Failure in a Binary Search

Recently, a program I wrote to process a bit of data stopped working with an error.

The error message indicated that the problem was that, in one column, the program found an integer where it expected a string.

When looking for data errors in a dataset larger than I can read manually, I use a binary search. This is an iterative process where I split the data in half, and test both halves. When I find the half containing the problem data, I split that part in halves again until I have a subset of the data small enough to study manually.

What was interesting about this data was that both halves passed the tests individually – only together did I get an error.

By default the library I use for working with data (polars, a data science library) infers the structure of data as it imports that data into a dataframe. The default value is to infer what a column is “supposed” to contain from the first 100 rows of a table. The data I was working with was at that time 182 rows.

I was able to load the whole dataset if I increased the inference to 182 rows – then the inference “finds” the column with both strings and integers, and chooses an appropriate data type for that column. With only 91 rows in the two halves of the data, either half will succeed, because the whole table is checked – but not both, without increasing the column type inference level.

It was a good example of when you need to dig into the defaults, which I would call “imposed assumptions”, because they are assumptions that you didn’t make, but are silently made on your behalf.

USB Hard drive recovery

I’ve got a USB hard drive that is permanently plugged into my desktop, but recently it stopped working. It is formatted from the factory with NTFS, which is fine-ish, in that it does work under Linux without any intervention, but if it stops working, you have to know what to do. I didn’t.

When it stopped responding, I started poking round the Internet, to see if I could find a fix. What I eventually found out was that I needed ntfsfix to correct whatever seemed to go wrong. You point it at the mount point in /dev and then it magically fixes whatever seemed to have gone wrong.
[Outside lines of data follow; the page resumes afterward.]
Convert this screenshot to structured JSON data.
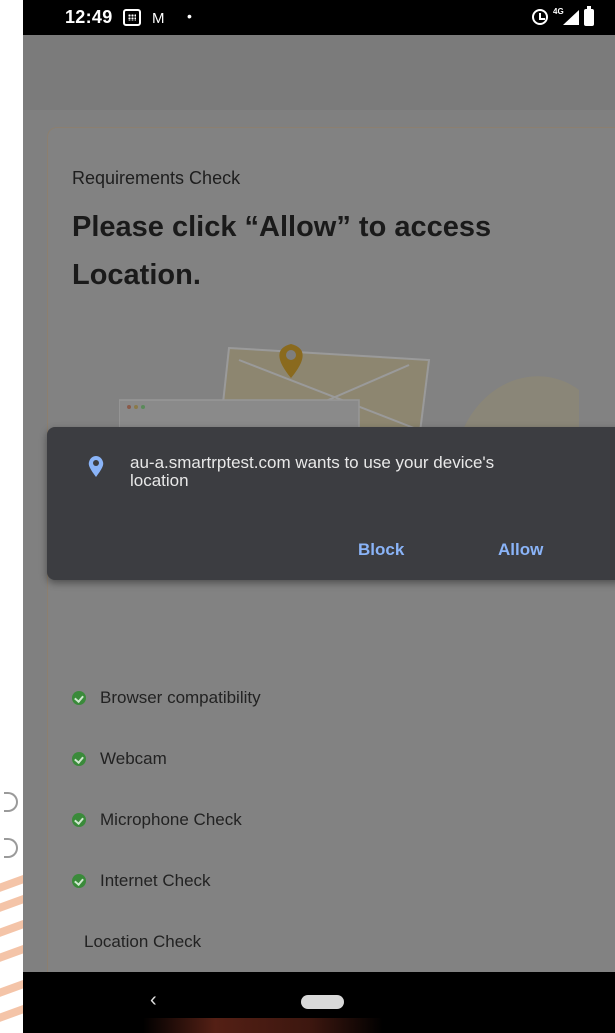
{
  "status_bar": {
    "time": "12:49",
    "network_label": "4G",
    "icons": [
      "calendar-icon",
      "gmail-icon",
      "notification-dot-icon",
      "alarm-icon",
      "signal-icon",
      "battery-icon"
    ]
  },
  "page": {
    "section_label": "Requirements Check",
    "headline": "Please click “Allow” to access Location."
  },
  "permission_dialog": {
    "message": "au-a.smartrptest.com wants to use your device's location",
    "block_label": "Block",
    "allow_label": "Allow",
    "accent_color": "#8ab4f8"
  },
  "checklist": {
    "items": [
      {
        "label": "Browser compatibility",
        "status": "passed"
      },
      {
        "label": "Webcam",
        "status": "passed"
      },
      {
        "label": "Microphone Check",
        "status": "passed"
      },
      {
        "label": "Internet Check",
        "status": "passed"
      },
      {
        "label": "Location Check",
        "status": "pending"
      }
    ],
    "passed_color": "#3a8a3a"
  },
  "nav_bar": {
    "back_symbol": "‹"
  }
}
I am hoping that this will get me to a good place, but I think my future is going to include a Network Attached Storage device.

Google Cloud Storage and WordPress

I am trying out a system that puts my media files onto Google Cloud Storage, which is much cheaper than using increasingly huge VPS instances.

I am trying WP-Stateless, and I will post a photo as a test.

Well, it works – you can absolutely do this. However, it only works if you have a public-facing bucket. The flow I was hoping for is for a password-protected site, and that does not work with a public bucket. I also explored using a FUSE-based setup, where I use SSH for a virtual link between my filesystem and a non-public bucket.

That works OK in a test, but if you add 40Gb of data, the FUSE link just fails to work – you can’t manage the throughput for even the ls command, let alone working as a high-latency-localish filesystem. Oh well.